At the center of that care are perinatologists or maternal fetal medicine (MFM) specialists like Devika Maulik, MD. Maulik cares for pregnant women when, as she would say, “something is out of the ordinary with the mom or the baby.” (That team includes her father, Dev Maulik, MD, who serves as the Chairman of University Health’s Department of Obstetrics and Gynecology). Within the past few months, expecting mother Amada (she prefers to only use her first name) has been a patient of the MFM team. The 33-year-old has Type II diabetes. At 30-weeks into her pregnancy, Amada is doing well thanks to weekly appointments with the MFM providers who are closely monitoring her glucose levels. “I am so glad I found these doctors,” Amada said. “I’ve been receiving the best care. They are so great at taking care of me.” 

Maulik points to a few recent developments in the field that allow her and fellow MFM specialists to better care for women with high-risk pregnancies.

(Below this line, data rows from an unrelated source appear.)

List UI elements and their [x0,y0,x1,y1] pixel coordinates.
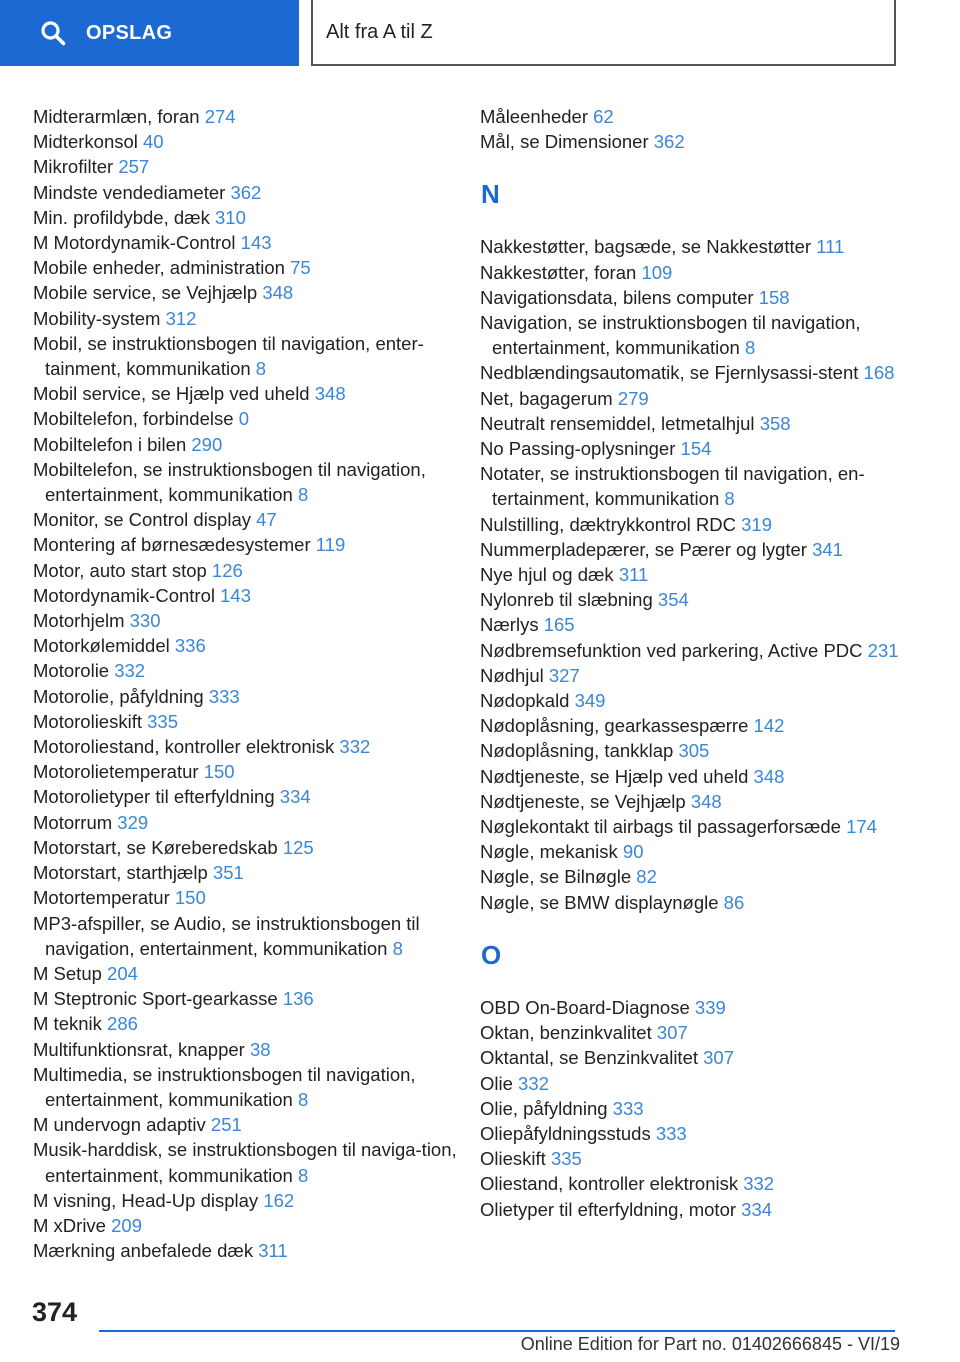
index-entry [480,1071,900,1096]
entry-text: Nulstilling, dæktrykkontrol RDC [480,513,742,535]
page-reference-link[interactable]: 47 [256,509,277,531]
page-reference-link[interactable]: 362 [230,181,262,203]
search-tab-label: OPSLAG [86,21,173,44]
entry-text: M undervogn adaptiv [33,1114,211,1136]
page-reference-link[interactable]: 307 [703,1047,735,1069]
entry-text: Mobil, se instruktionsbogen til navigation, enter-tainment, kommunikation [33,332,424,380]
index-entry [33,784,473,809]
index-entry [33,154,473,179]
page-reference-link[interactable]: 319 [741,513,772,535]
entry-text: Mål, se Dimensioner [480,131,654,153]
index-entry [33,255,473,280]
entry-text: Oktan, benzinkvalitet [480,1022,657,1044]
entry-text: Nummerpladepærer, se Pærer og lygter [480,538,813,560]
index-entry [480,738,900,763]
index-entry [33,1112,473,1137]
index-entry [480,1121,900,1146]
index-entry [480,1146,900,1171]
entry-text: OBD On-Board-Diagnose [480,996,695,1018]
entry-text: Net, bagagerum [480,387,618,409]
index-entry [480,587,900,612]
index-entry [33,860,473,885]
index-entry [33,810,473,835]
section-letter-n: N [481,179,500,210]
index-entry [33,1062,473,1112]
entry-text: Motorolietyper til efterfyldning [33,786,280,808]
index-entry [33,835,473,860]
index-entry [33,558,473,583]
page-reference-link[interactable]: 143 [220,584,251,606]
index-entry [33,734,473,759]
index-entry [480,1171,900,1196]
entry-text: Navigation, se instruktionsbogen til navigation, entertainment, kommunikation [480,312,861,359]
index-entry [480,436,900,461]
page-reference-link[interactable]: 257 [118,156,150,178]
page-reference-link[interactable]: 336 [174,635,206,657]
page-reference-link[interactable]: 154 [680,438,712,460]
entry-text: Mærkning anbefalede dæk [33,1240,259,1262]
page-reference-link[interactable]: 329 [117,811,149,833]
index-entry [33,1037,473,1062]
page-reference-link[interactable]: 8 [392,937,403,959]
page-reference-link[interactable]: 119 [315,534,346,556]
index-entry [33,583,473,608]
entry-text: Midterkonsol [33,131,144,153]
entry-text: M visning, Head-Up display [33,1189,264,1211]
index-entry [480,562,900,587]
index-column-right [480,104,900,1222]
entry-text: Nøgle, se Bilnøgle [480,866,637,888]
index-entry [480,890,900,915]
page-reference-link[interactable]: 111 [816,236,845,258]
index-entry [480,512,900,537]
page-reference-link[interactable]: 348 [314,383,346,405]
page-reference-link[interactable]: 8 [297,1088,309,1110]
footer-divider [99,1330,895,1332]
entry-text: Nedblændingsautomatik, se Fjernlysassi-stent [480,362,864,384]
index-entry [480,1020,900,1045]
index-entry [480,688,900,713]
page-reference-link[interactable]: 168 [863,362,895,384]
index-entry [480,310,900,360]
index-entry [33,1137,473,1187]
index-entry [480,1096,900,1121]
page-reference-link[interactable]: 8 [724,488,735,510]
index-entry [480,360,900,385]
entry-text: Nødhjul [480,664,549,686]
page-reference-link[interactable]: 339 [694,996,726,1018]
entry-text: Motorstart, se Køreberedskab [33,836,283,858]
page-reference-link[interactable]: 82 [636,866,657,888]
index-entry [33,306,473,331]
page-reference-link[interactable]: 305 [678,740,710,762]
page-reference-link[interactable]: 75 [290,257,311,279]
page-reference-link[interactable]: 274 [204,106,236,127]
entry-text: Oliepåfyldningsstuds [480,1122,656,1144]
entry-text: Motorhjelm [33,610,130,632]
index-entry [33,129,473,154]
page-reference-link[interactable]: 286 [107,1013,138,1035]
entry-text: Mindste vendediameter [33,181,231,203]
page-reference-link[interactable]: 290 [191,433,223,455]
index-entry [33,406,473,431]
index-entry [480,411,900,436]
page-reference-link[interactable]: 174 [846,816,877,838]
entry-text: Navigationsdata, bilens computer [480,286,759,308]
entry-text: Nøgle, mekanisk [480,841,623,863]
page-reference-link[interactable]: 136 [282,988,314,1010]
page-reference-link[interactable]: 209 [111,1214,142,1236]
index-entry [480,234,900,259]
entry-text: Motorstart, starthjælp [33,862,213,884]
entry-text: Motorolieskift [33,710,148,732]
entry-text: Mobile enheder, administration [33,257,291,279]
index-entry [480,285,900,310]
index-entry [480,1197,900,1222]
index-entry [33,911,473,961]
entry-text: Motordynamik-Control [33,584,221,606]
entry-text: Nødbremsefunktion ved parkering, Active PDC [480,639,868,661]
index-entry [33,684,473,709]
entry-text: MP3-afspiller, se Audio, se instruktionsbogen til navigation, entertainment, kommunikation [33,912,420,959]
page-reference-link[interactable]: 204 [107,962,138,984]
page-reference-link[interactable]: 332 [114,660,146,682]
entry-text: Nakkestøtter, bagsæde, se Nakkestøtter [480,236,817,258]
page-reference-link[interactable]: 142 [753,715,785,737]
entry-text: M xDrive [33,1214,112,1236]
page-reference-link[interactable]: 312 [165,307,197,329]
page-reference-link[interactable]: 38 [249,1038,271,1060]
index-entry [33,280,473,305]
index-entry [33,986,473,1011]
entry-text: Nøgle, se BMW displaynøgle [480,891,724,913]
page-reference-link[interactable]: 307 [656,1022,688,1044]
index-entry [33,507,473,532]
page-reference-link[interactable]: 330 [129,610,161,632]
index-entry [480,386,900,411]
index-entry [33,709,473,734]
page-reference-link[interactable]: 162 [263,1189,295,1211]
entry-text: Oliestand, kontroller elektronisk [480,1173,744,1195]
entry-text: Mobiltelefon i bilen [33,433,192,455]
entry-text: Nøglekontakt til airbags til passagerforsæde [480,816,847,838]
entry-text: M teknik [33,1013,108,1035]
page-reference-link[interactable]: 327 [548,664,580,686]
index-entry [33,180,473,205]
entry-text: Nylonreb til slæbning [480,589,658,611]
index-entry [33,457,473,507]
index-entry [480,638,900,663]
page-reference-link[interactable]: 40 [143,131,164,153]
entry-text: Nye hjul og dæk [480,564,619,586]
page-reference-link[interactable]: 354 [657,589,689,611]
index-entry [480,789,900,814]
page-reference-link[interactable]: 358 [759,412,791,434]
index-entry [33,759,473,784]
index-entry [480,814,900,839]
index-entry [33,1238,473,1263]
page-reference-link[interactable]: 125 [282,836,314,858]
page-reference-link[interactable]: 332 [743,1173,775,1195]
entry-text: Olie [480,1072,519,1094]
entry-text: Monitor, se Control display [33,509,257,531]
index-entry [33,230,473,255]
page-reference-link[interactable]: 362 [653,131,685,153]
entry-text: Mobiltelefon, se instruktionsbogen til navigation, entertainment, kommunikation [33,458,426,506]
footer-edition: Online Edition for Part no. 01402666845 - VI/19 [520,1334,900,1354]
index-entry [33,608,473,633]
entry-text: Olie, påfyldning [480,1097,613,1119]
entry-text: Motorkølemiddel [33,635,175,657]
page-reference-link[interactable]: 8 [297,1164,309,1186]
entry-text: Mobil service, se Hjælp ved uheld [33,383,315,405]
index-entry [33,1188,473,1213]
entry-text: Olieskift [480,1148,551,1170]
entry-text: Musik-harddisk, se instruktionsbogen til naviga-tion, entertainment, kommunikation [33,1139,457,1186]
index-entry [33,1011,473,1036]
page-reference-link[interactable]: 90 [622,841,644,863]
entry-text: M Setup [33,962,108,984]
page-reference-link[interactable]: 311 [258,1240,288,1262]
entry-text: Nærlys [480,614,544,636]
index-column-left [33,104,473,1263]
page-reference-link[interactable]: 335 [550,1148,582,1170]
entry-text: Mobility-system [33,307,166,329]
entry-text: Motorrum [33,811,118,833]
entry-text: Multifunktionsrat, knapper [33,1038,250,1060]
index-entry [33,532,473,557]
entry-text: Nødopkald [480,690,575,712]
entry-text: Mobiltelefon, forbindelse [33,408,239,430]
entry-text: Mikrofilter [33,156,119,178]
page-reference-link[interactable]: 8 [744,337,756,359]
entry-text: Motoroliestand, kontroller elektronisk [33,736,340,758]
index-entry [480,612,900,637]
entry-text: No Passing-oplysninger [480,438,681,460]
index-entry [33,633,473,658]
page-reference-link[interactable]: 351 [212,862,244,884]
page-reference-link[interactable]: 150 [203,761,235,783]
page-reference-link[interactable]: 86 [723,891,745,913]
page-reference-link[interactable]: 150 [174,887,206,909]
page-reference-link[interactable]: 335 [147,710,178,732]
page-reference-link[interactable]: 143 [240,232,272,254]
entry-text: Nødoplåsning, tankklap [480,740,679,762]
index-entry [480,129,900,154]
entry-text: Motortemperatur [33,887,175,909]
page-reference-link[interactable]: 165 [543,614,575,636]
search-icon [40,20,66,46]
page-reference-link[interactable]: 8 [297,484,309,506]
index-entry [480,764,900,789]
page-reference-link[interactable]: 158 [758,286,790,308]
entry-text: Nødtjeneste, se Hjælp ved uheld [480,765,754,787]
section-letter-o: O [481,939,502,970]
page-reference-link[interactable]: 8 [255,358,267,380]
page-reference-link[interactable]: 348 [753,765,785,787]
entry-text: Notater, se instruktionsbogen til navigation, en-tertainment, kommunikation [480,463,865,510]
entry-text: Motorolie, påfyldning [33,685,209,707]
page-reference-link[interactable]: 332 [339,736,371,758]
index-entry [33,885,473,910]
index-entry [480,104,900,129]
search-tab-button[interactable] [0,0,299,66]
index-entry [480,461,900,511]
top-bar [0,0,960,66]
page-number: 374 [32,1297,78,1327]
entry-text: Montering af børnesædesystemer [33,534,316,556]
page-reference-link[interactable]: 279 [617,387,649,409]
page-reference-link[interactable]: 109 [641,261,673,283]
index-entry [33,961,473,986]
page-reference-link[interactable]: 231 [867,639,899,661]
index-entry [480,995,900,1020]
page-reference-link[interactable]: 349 [574,690,606,712]
page-reference-link[interactable]: 333 [208,685,240,707]
index-entry [33,432,473,457]
page-reference-link[interactable]: 311 [618,564,649,586]
index-entry [480,663,900,688]
page-reference-link[interactable]: 333 [612,1097,644,1119]
index-entry [480,260,900,285]
index-entry [480,1045,900,1070]
index-entry [480,864,900,889]
page-reference-link[interactable]: 251 [210,1114,242,1136]
index-entry [33,104,473,129]
page-reference-link[interactable]: 310 [215,206,246,228]
page-reference-link[interactable]: 341 [812,538,843,560]
entry-text: Olietyper til efterfyldning, motor [480,1198,742,1220]
entry-text: Multimedia, se instruktionsbogen til navigation, entertainment, kommunikation [33,1063,416,1110]
entry-text: Min. profildybde, dæk [33,206,216,228]
index-entry [33,381,473,406]
entry-text: Motorolietemperatur [33,761,204,783]
page-reference-link[interactable]: 0 [238,408,249,430]
entry-text: Oktantal, se Benzinkvalitet [480,1047,704,1069]
section-title: Alt fra A til Z [311,0,896,66]
entry-text: Mobile service, se Vejhjælp [33,282,263,304]
index-entry [480,839,900,864]
index-entry [33,331,473,381]
page-reference-link[interactable]: 348 [262,282,294,304]
index-entry [480,537,900,562]
page-reference-link[interactable]: 334 [741,1198,773,1220]
entry-text: Nødoplåsning, gearkassespærre [480,715,754,737]
entry-text: Nødtjeneste, se Vejhjælp [480,790,691,812]
index-entry [33,1213,473,1238]
index-entry [33,205,473,230]
page-reference-link[interactable]: 333 [655,1122,687,1144]
page-reference-link[interactable]: 62 [593,106,614,127]
entry-text: Nakkestøtter, foran [480,261,642,283]
entry-text: Midterarmlæn, foran [33,106,205,127]
page-reference-link[interactable]: 126 [211,559,243,581]
entry-text: Neutralt rensemiddel, letmetalhjul [480,412,760,434]
page-reference-link[interactable]: 348 [690,790,722,812]
entry-text: Måleenheder [480,106,594,127]
entry-text: Motorolie [33,660,115,682]
entry-text: M Motordynamik-Control [33,232,241,254]
index-entry [480,713,900,738]
entry-text: M Steptronic Sport-gearkasse [33,988,283,1010]
entry-text: Motor, auto start stop [33,559,212,581]
page-reference-link[interactable]: 332 [518,1072,549,1094]
index-entry [33,658,473,683]
page-reference-link[interactable]: 334 [279,786,311,808]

The first involves physicians prescribing a daily dose of aspirin for women who had preeclampsia, or high blood pressure, in a previous pregnancy. Preeclampsia is a leading cause of maternal and infant mortality. Maulik says scientists still don’t know exactly why aspirin reduces the chances of developing the potentially deadly condition, but know it is saving lives.  

The second improvement to care comes from a better understanding of the use of prophylaxis progesterone to prevent preterm labor, which according to March of Dimes, accounts for more than 15 percent of all infant deaths.  

And finally, Maulik points to research that indicates lower “adverse delivery outcomes” when women with low-risk pregnancies have induced deliveries at 39 weeks. 

Maulik consults on high-risk pregnancies at medical centers throughout the region. Should a patient deliver an infant that needs specialized care, University Health’s Level III neonatal intensive care unit (NICU) is attached by the “Bridge of Hope” to Children’s Mercy’s Level IV NICU (the highest level of care).  

No matter if you are experiencing a high- or low-risk pregnancy, Maulik offered three tips for expecting moms: 

  • Remember that your OB team works for you. If you are not on board with a plan that the providers have created for you, speak up.  
  • Listen to your body and do not distrust it, even if a physician tells you that what you are experiencing is not what you think it is.  
  • And learn to prioritize yourself. Keep in mind that making the health and wellness of an expecting mother is a team effort, friends and family need to be supportive.